Y a-t-il des architectes qui vous ont inspiré?
Ken Dupont: "Je vois aussi cela de manière très large. Je suis un fan du modernisme original, pensez à Willy Van der Meeren mentionné plus tôt, Renaat Braem, Le Corbusier, ... De nos jours, les jeunes diplômés ne regardent que Pinterest et Instagram, plus pour la forme et l'impression. Il n'y a pas de lecture en termes de théorie, alors que c'est précisément cela qui forme votre déclic en tant qu'architecte. En tant que cabinet, nous avons un objectif très clair. Nos premiers projets ciblaient des bâtiments plus sains et mieux conçus. C'est pourquoi j'ai suivi un troisième cycle à l'université de Gand. Il n'était pas seulement question de matériaux écologiques, de construction compacte ou de formes alternatives de logement, mais aussi d'urbanisme, de questions environnementales globales, etc. Cela m'a formé et c'est ainsi que l'on s'améliore progressivement."
Satisfaction
"Avec une agence écologique, les gens pensent très vite qu'ils construisent une architecture organique. Ce sont souvent des bâtiments avec beaucoup de coins et de recoins, des détails coûteux et pas vraiment circulaires. Mais nous, nous construisons du contemporain, du démontable, du circulaire, du multifonctionnel, de l'adaptable... Et avec le moins de béton possible.
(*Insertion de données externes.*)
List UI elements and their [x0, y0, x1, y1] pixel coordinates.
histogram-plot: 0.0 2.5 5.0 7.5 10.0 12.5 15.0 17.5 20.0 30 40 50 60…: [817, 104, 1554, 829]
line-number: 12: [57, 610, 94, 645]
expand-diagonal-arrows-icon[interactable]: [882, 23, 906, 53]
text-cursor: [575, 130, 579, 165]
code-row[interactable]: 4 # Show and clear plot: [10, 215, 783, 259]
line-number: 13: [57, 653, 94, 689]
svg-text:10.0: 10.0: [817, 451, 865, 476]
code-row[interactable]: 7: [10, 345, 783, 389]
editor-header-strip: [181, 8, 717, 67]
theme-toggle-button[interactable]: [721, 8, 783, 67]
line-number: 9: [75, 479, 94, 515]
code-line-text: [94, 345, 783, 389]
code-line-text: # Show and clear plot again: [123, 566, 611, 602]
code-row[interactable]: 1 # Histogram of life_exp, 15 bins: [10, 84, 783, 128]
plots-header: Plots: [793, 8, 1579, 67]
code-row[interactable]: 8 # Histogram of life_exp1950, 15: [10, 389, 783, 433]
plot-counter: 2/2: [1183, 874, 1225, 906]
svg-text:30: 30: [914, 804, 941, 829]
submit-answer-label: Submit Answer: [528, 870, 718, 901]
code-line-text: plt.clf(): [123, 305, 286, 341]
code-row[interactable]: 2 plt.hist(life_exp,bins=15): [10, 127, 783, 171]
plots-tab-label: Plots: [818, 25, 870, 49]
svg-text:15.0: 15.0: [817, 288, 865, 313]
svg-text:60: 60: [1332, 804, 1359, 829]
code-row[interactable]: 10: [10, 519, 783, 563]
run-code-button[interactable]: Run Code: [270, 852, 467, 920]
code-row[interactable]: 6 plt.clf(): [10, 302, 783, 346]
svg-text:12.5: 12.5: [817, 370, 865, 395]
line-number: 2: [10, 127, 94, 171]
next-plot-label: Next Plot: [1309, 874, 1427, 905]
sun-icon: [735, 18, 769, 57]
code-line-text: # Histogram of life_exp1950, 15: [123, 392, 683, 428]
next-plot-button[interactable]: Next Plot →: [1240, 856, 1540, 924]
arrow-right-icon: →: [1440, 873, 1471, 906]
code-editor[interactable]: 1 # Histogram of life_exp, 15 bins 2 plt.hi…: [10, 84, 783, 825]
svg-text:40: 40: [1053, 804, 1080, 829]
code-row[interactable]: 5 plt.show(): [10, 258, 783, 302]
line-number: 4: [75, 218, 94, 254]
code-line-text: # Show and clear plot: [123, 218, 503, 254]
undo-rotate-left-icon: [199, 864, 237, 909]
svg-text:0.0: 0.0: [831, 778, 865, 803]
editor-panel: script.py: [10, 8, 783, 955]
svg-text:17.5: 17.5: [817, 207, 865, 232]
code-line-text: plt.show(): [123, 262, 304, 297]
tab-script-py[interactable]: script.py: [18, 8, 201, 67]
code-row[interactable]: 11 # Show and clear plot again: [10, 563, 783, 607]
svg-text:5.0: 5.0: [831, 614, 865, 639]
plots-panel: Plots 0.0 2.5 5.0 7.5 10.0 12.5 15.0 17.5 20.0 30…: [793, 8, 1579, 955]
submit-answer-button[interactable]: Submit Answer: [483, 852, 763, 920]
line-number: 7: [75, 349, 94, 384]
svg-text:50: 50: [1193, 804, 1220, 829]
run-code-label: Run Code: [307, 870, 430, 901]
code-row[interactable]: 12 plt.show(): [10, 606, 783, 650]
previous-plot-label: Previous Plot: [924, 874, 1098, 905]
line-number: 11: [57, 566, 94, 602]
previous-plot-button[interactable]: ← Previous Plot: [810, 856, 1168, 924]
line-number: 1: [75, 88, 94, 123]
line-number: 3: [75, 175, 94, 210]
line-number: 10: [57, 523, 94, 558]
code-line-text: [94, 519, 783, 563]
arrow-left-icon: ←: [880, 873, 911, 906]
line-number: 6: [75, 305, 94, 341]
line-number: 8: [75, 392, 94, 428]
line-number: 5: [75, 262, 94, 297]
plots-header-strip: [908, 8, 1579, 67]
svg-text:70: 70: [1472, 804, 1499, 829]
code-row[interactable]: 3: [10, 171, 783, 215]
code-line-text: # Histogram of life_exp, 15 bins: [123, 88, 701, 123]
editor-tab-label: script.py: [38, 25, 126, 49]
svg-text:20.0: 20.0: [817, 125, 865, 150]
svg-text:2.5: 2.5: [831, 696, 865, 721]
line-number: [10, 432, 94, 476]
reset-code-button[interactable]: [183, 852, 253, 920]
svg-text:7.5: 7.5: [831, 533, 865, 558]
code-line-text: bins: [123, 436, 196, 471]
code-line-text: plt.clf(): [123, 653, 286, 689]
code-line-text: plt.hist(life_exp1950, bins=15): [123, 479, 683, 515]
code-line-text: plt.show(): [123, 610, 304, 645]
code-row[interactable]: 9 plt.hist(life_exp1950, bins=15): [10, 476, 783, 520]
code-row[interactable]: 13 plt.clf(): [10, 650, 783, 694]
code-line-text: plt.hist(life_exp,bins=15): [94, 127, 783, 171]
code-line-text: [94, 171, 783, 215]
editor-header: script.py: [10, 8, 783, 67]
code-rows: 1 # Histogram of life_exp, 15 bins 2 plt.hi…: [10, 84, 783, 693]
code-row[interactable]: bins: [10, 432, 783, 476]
Il faut parfois mettre son ego de côté, mais c'est notre devoir d'architecte. L'impact de notre bureau est peut-être assez limité parce que nous sommes un petit bureau. Mais nous y travaillons tous les jours. Chaque jour, nous essayons de faire mieux. Nous allons toujours plus loin. Je veux rentrer chez moi le soir en étant satisfait de mon travail et je souhaite qu'il en soit de même pour mes collaborateurs."